Social Studies

Who will get sick, news for paranoiacs and finding predementia

A daily miscellany of information by Michael Kesterton

Michael Kesterton

From Thursday's Globe and Mail

Who will get sick?

“Imagine that a simple test could tell whether you were going to come down with the flu or a cold even before you get hit by a sore throat, runny nose or fever,” Jennifer Corbett Dooren writes in The Wall Street Journal. “Scientists at Duke University [in Durham, N.C.] and at other research centres have been working to develop such a predictive test by delving deep into the mechanics of how viruses affect people at the molecular level. In early encouraging results, the researchers have identified a handful of genes that are activated by viruses, but only in those people who subsequently came down with flu or cold. … Now the scientists are trying to simplify the process. Although there are major hurdles ahead, the aim is to develop a portable device, about the size of a BlackBerry, that can quickly determine if someone is on the way to being sick.”

Don't blame me

Researchers have found yet another unfortunate condition that is highly communicable: blame, Tom Jacobs reports for Miller-McCune.com. “Observing someone blame another for their lack of success ‘increased the likelihood that people would make subsequent blame attributions for their own, unrelated failures,' according to a paper just published in the Journal of Experimental Social Psychology. Deflecting responsibility, in other words, is infectious.”

News for paranoiacs

“In Utah, the National Security Agency is building a $2-billion [U.S.] storage facility that will house and analyze all forms of electronic communication … a potential yottabyte of everyone's (formerly) personal data,” Gizmodo.com reports. “So how big is a yottabyte? CrunchGear puts it well: ‘There are a thousand gigabytes in a terabyte, a thousand terabytes in a petabyte, a thousand petabytes in an exabyte, a thousand exabytes in a zettabyte, and a thousand zettabytes in a yottabyte.' … To be fair, the yottabyte figure is just one estimate generated by a Pentagon think tank. The facility could hold a mere hundreds of petabytes. But either way, the prospect is as unsustainable as it is frightening. This one facility will burn through as much electricity as the entirety of Salt Lake City. All this data comes from the book The Secret Sentry: The Untold History of the National Security Agency by Matthew M. Aid.”

Finding predementia

“Memory and language tests can reliably reveal ‘hidden' early dementia, say U.K. experts,” BBC News reports. “Most dementias are missed for years as the symptoms can be elusive until considerable brain tissue is lost. But doctors from Oxford found they were able to spot very early warning signs when they looked closely enough.” Over 20 years, the researchers regularly tested a group of 241 healthy elderly volunteers. Their findings are reported in the journal Neurology:

“… [T]he patients who went on to develop mild cognitive impairment or predementia stumbled on tasks involving language expression, learning and recall. For example, they had greater difficulty remembering the name for common objects or animals and explaining the meaning of a given word.”

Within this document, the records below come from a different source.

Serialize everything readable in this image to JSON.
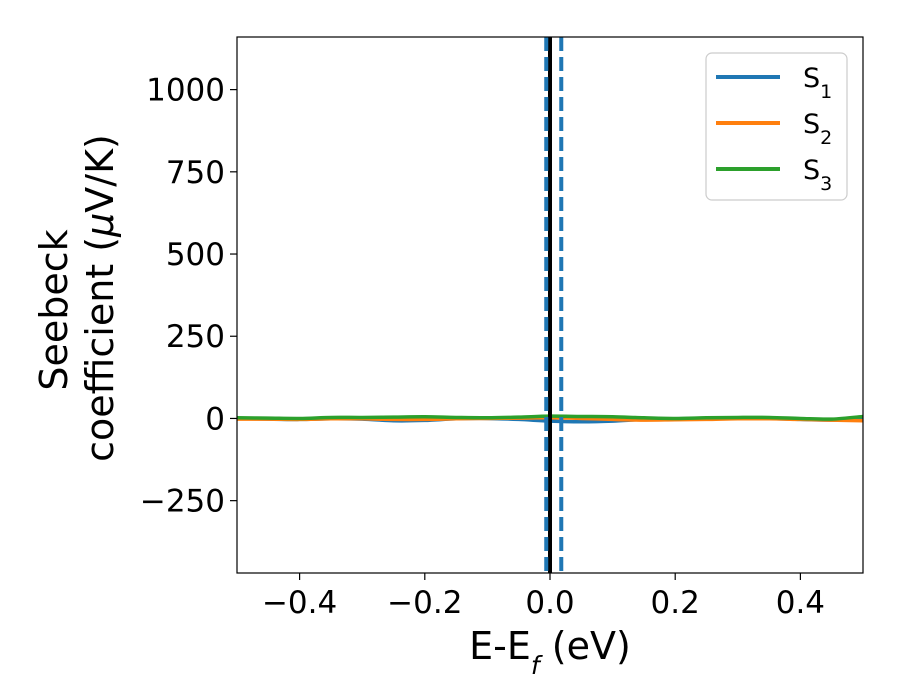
{
  "chart_data": {
    "type": "line",
    "title": "",
    "xlabel": "E-E",
    "xlabel_sub": "f",
    "xlabel_unit": " (eV)",
    "ylabel_line1": "Seebeck",
    "ylabel_line2": "coefficient  (",
    "ylabel_mu": "μ",
    "ylabel_line2_end": "V/K)",
    "xlim": [
      -0.5,
      0.5
    ],
    "ylim": [
      -470,
      1160
    ],
    "x_ticks": [
      -0.4,
      -0.2,
      0.0,
      0.2,
      0.4
    ],
    "x_tick_labels": [
      "−0.4",
      "−0.2",
      "0.0",
      "0.2",
      "0.4"
    ],
    "y_ticks": [
      -250,
      0,
      250,
      500,
      750,
      1000
    ],
    "y_tick_labels": [
      "−250",
      "0",
      "250",
      "500",
      "750",
      "1000"
    ],
    "grid": false,
    "legend_position": "top-right",
    "series": [
      {
        "name": "S",
        "subscript": "1",
        "color": "#1f77b4",
        "x": [
          -0.5,
          -0.45,
          -0.4,
          -0.35,
          -0.3,
          -0.25,
          -0.2,
          -0.15,
          -0.1,
          -0.05,
          0.0,
          0.05,
          0.1,
          0.15,
          0.2,
          0.25,
          0.3,
          0.35,
          0.4,
          0.45,
          0.5
        ],
        "values": [
          0,
          -2,
          -3,
          -1,
          -2,
          -7,
          -6,
          -1,
          0,
          -3,
          -8,
          -10,
          -8,
          -3,
          -1,
          0,
          1,
          0,
          -3,
          -5,
          -3
        ]
      },
      {
        "name": "S",
        "subscript": "2",
        "color": "#ff7f0e",
        "x": [
          -0.5,
          -0.45,
          -0.4,
          -0.35,
          -0.3,
          -0.25,
          -0.2,
          -0.15,
          -0.1,
          -0.05,
          0.0,
          0.05,
          0.1,
          0.15,
          0.2,
          0.25,
          0.3,
          0.35,
          0.4,
          0.45,
          0.5
        ],
        "values": [
          -2,
          -2,
          -3,
          -1,
          -1,
          -3,
          -3,
          -1,
          0,
          1,
          2,
          0,
          -3,
          -5,
          -4,
          -3,
          -1,
          -1,
          -3,
          -5,
          -7
        ]
      },
      {
        "name": "S",
        "subscript": "3",
        "color": "#2ca02c",
        "x": [
          -0.5,
          -0.45,
          -0.4,
          -0.35,
          -0.3,
          -0.25,
          -0.2,
          -0.15,
          -0.1,
          -0.05,
          0.0,
          0.05,
          0.1,
          0.15,
          0.2,
          0.25,
          0.3,
          0.35,
          0.4,
          0.45,
          0.5
        ],
        "values": [
          2,
          1,
          0,
          3,
          3,
          4,
          5,
          3,
          2,
          4,
          7,
          6,
          5,
          2,
          0,
          2,
          3,
          3,
          0,
          -2,
          6
        ]
      }
    ],
    "vertical_lines": [
      {
        "x": 0.0,
        "style": "solid",
        "color": "#000000"
      },
      {
        "x": -0.006,
        "style": "dashed",
        "color": "#1f77b4"
      },
      {
        "x": 0.018,
        "style": "dashed",
        "color": "#1f77b4"
      }
    ]
  }
}
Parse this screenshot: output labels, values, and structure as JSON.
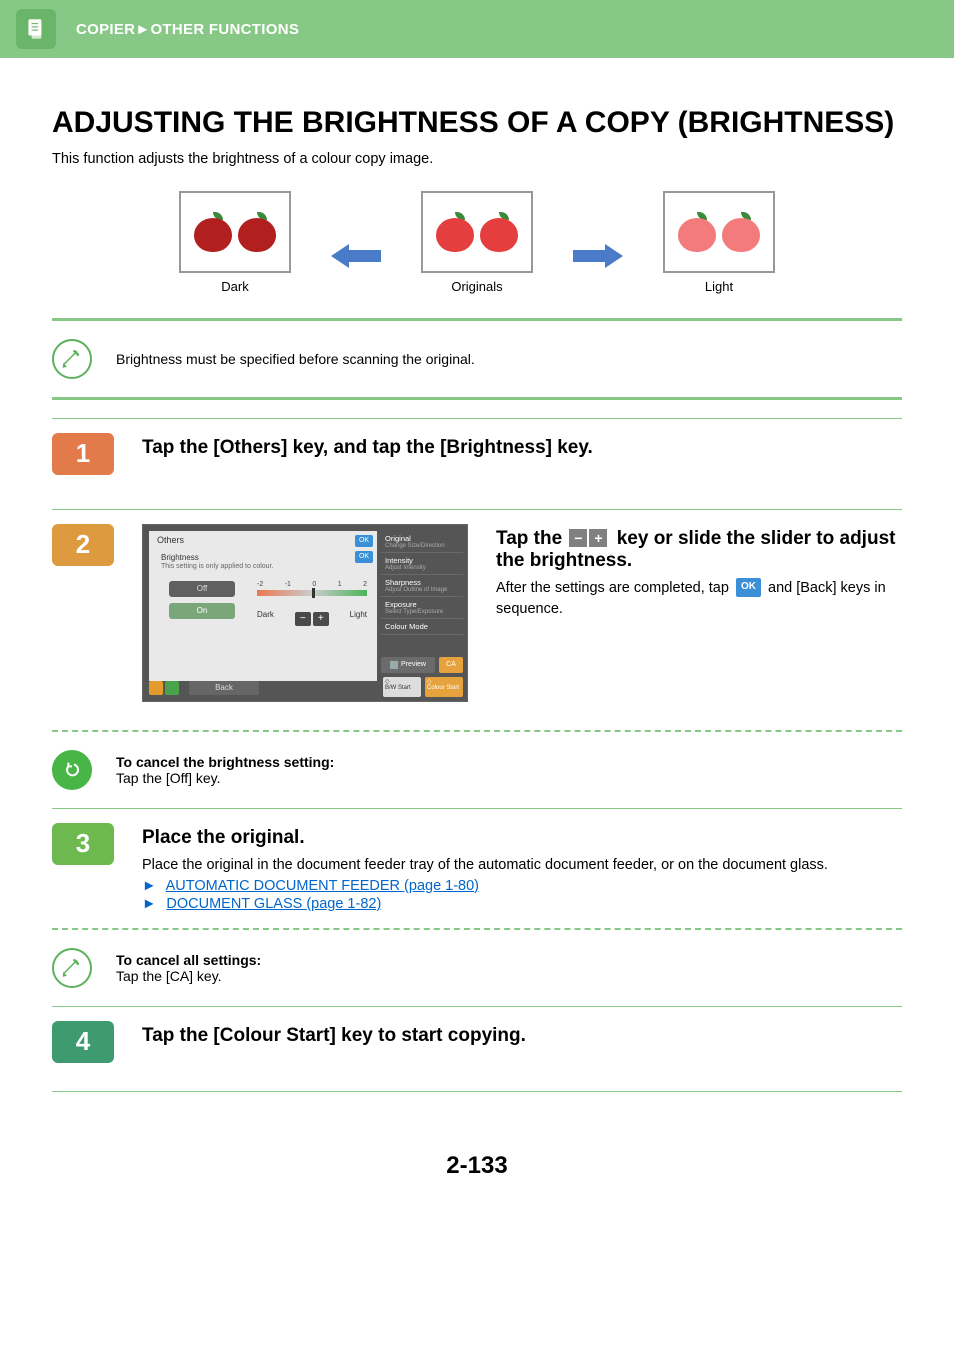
{
  "colors": {
    "header_bg": "#87c886",
    "header_icon_bg": "#6bb56a",
    "step1_bg": "#e37a4a",
    "step2_bg": "#de9a3e",
    "step3_bg": "#6db84f",
    "step4_bg": "#3d9b6f",
    "arrow": "#4a7bc8",
    "link": "#0066cc",
    "ok_blue": "#3b8fd6"
  },
  "header": {
    "breadcrumb_prefix": "COPIER",
    "breadcrumb_sep": "►",
    "breadcrumb_section": "OTHER FUNCTIONS"
  },
  "title": "ADJUSTING THE BRIGHTNESS OF A COPY (BRIGHTNESS)",
  "intro": "This function adjusts the brightness of a colour copy image.",
  "illustration": {
    "labels": {
      "left": "Dark",
      "center": "Originals",
      "right": "Light"
    },
    "apple_colors": {
      "dark": "#b21f1f",
      "orig": "#e53e3e",
      "light": "#f47b7b",
      "leaf": "#3a8a3a"
    }
  },
  "note_top": "Brightness must be specified before scanning the original.",
  "step1": {
    "num": "1",
    "title": "Tap the [Others] key, and tap the [Brightness] key."
  },
  "step2": {
    "num": "2",
    "title_pre": "Tap the ",
    "title_post": " key or slide the slider to adjust the brightness.",
    "body_pre": "After the settings are completed, tap ",
    "body_post": " and [Back] keys in sequence.",
    "ok_label": "OK",
    "screenshot": {
      "panel_title": "Others",
      "section": "Brightness",
      "section_sub": "This setting is only applied to colour.",
      "off": "Off",
      "on": "On",
      "scale_nums": [
        "-2",
        "-1",
        "0",
        "1",
        "2"
      ],
      "scale_left": "Dark",
      "scale_right": "Light",
      "back": "Back",
      "ok": "OK",
      "side": [
        {
          "t": "Original",
          "s": "Change Size/Direction"
        },
        {
          "t": "Intensity",
          "s": "Adjust Intensity"
        },
        {
          "t": "Sharpness",
          "s": "Adjust Outline of Image"
        },
        {
          "t": "Exposure",
          "s": "Select Type/Exposure"
        },
        {
          "t": "Colour Mode",
          "s": ""
        }
      ],
      "preview": "Preview",
      "ca": "CA",
      "bw": "B/W Start",
      "colour": "Colour Start"
    }
  },
  "cancel_brightness": {
    "heading": "To cancel the brightness setting:",
    "body": "Tap the [Off] key."
  },
  "step3": {
    "num": "3",
    "title": "Place the original.",
    "body": "Place the original in the document feeder tray of the automatic document feeder, or on the document glass.",
    "links": [
      {
        "text": "AUTOMATIC DOCUMENT FEEDER (page 1-80)"
      },
      {
        "text": "DOCUMENT GLASS (page 1-82)"
      }
    ]
  },
  "cancel_all": {
    "heading": "To cancel all settings:",
    "body": "Tap the [CA] key."
  },
  "step4": {
    "num": "4",
    "title": "Tap the [Colour Start] key to start copying."
  },
  "page_number": "2-133"
}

“And those who were older and who scored lower on the language or memory tests tended to deteriorate more quickly.”

“Early literary works by authors who have later been diagnosed with Alzheimer's show similar changes in language use – simpler narratives and a smaller vocabulary.”

That old excuse

“A 29-year-old man who claimed he was attacked and stabbed by three people – skinheads or Hispanic males – confessed Monday night that he stabbed himself because he didn't want to go to work, Edgewater [Colo.] Police said [Tuesday],” The Denver Post reports. The man walked into his employer, a Blockbuster video store, and reported the attack. He had a deep stab wound to his lower leg that required numerous stitches and several superficial knife wounds. He confessed the deception when detectives confronted him after seeing no attack on video surveillance cameras from a nearby store and his changing stories about who attacked him.

Jailhouse news

A Texas state appeals court has upheld a 4,060-year prison sentence for a convicted child rapist, the Fort Worth (Texas) Star-Telegram reports. James Kevin Pope had been found guilty of 40 counts of sexual assaults of three teenage girls over a 20-month span. He will not be eligible for parole until 3209.

A Buddhist bank robber in Germany has had his request for his cat to have visiting rights to him in jail turned down by a court – despite his plea that it is the reincarnation of his mother, The Daily Telegraph reports. Peter Keonig, 46, is serving five years for armed robberies. “I know it is mummy,” he said. “She looks after me just the way she did. I need to see her like other prisoners see their wives and children.” The court turned down Mr. Keonig's request because he couldn't produce proof of the reincarnation. However, it did say the convict would be allowed to write to the cat.

Thought du jour

“Lying is like alcoholism. You are always recovering.”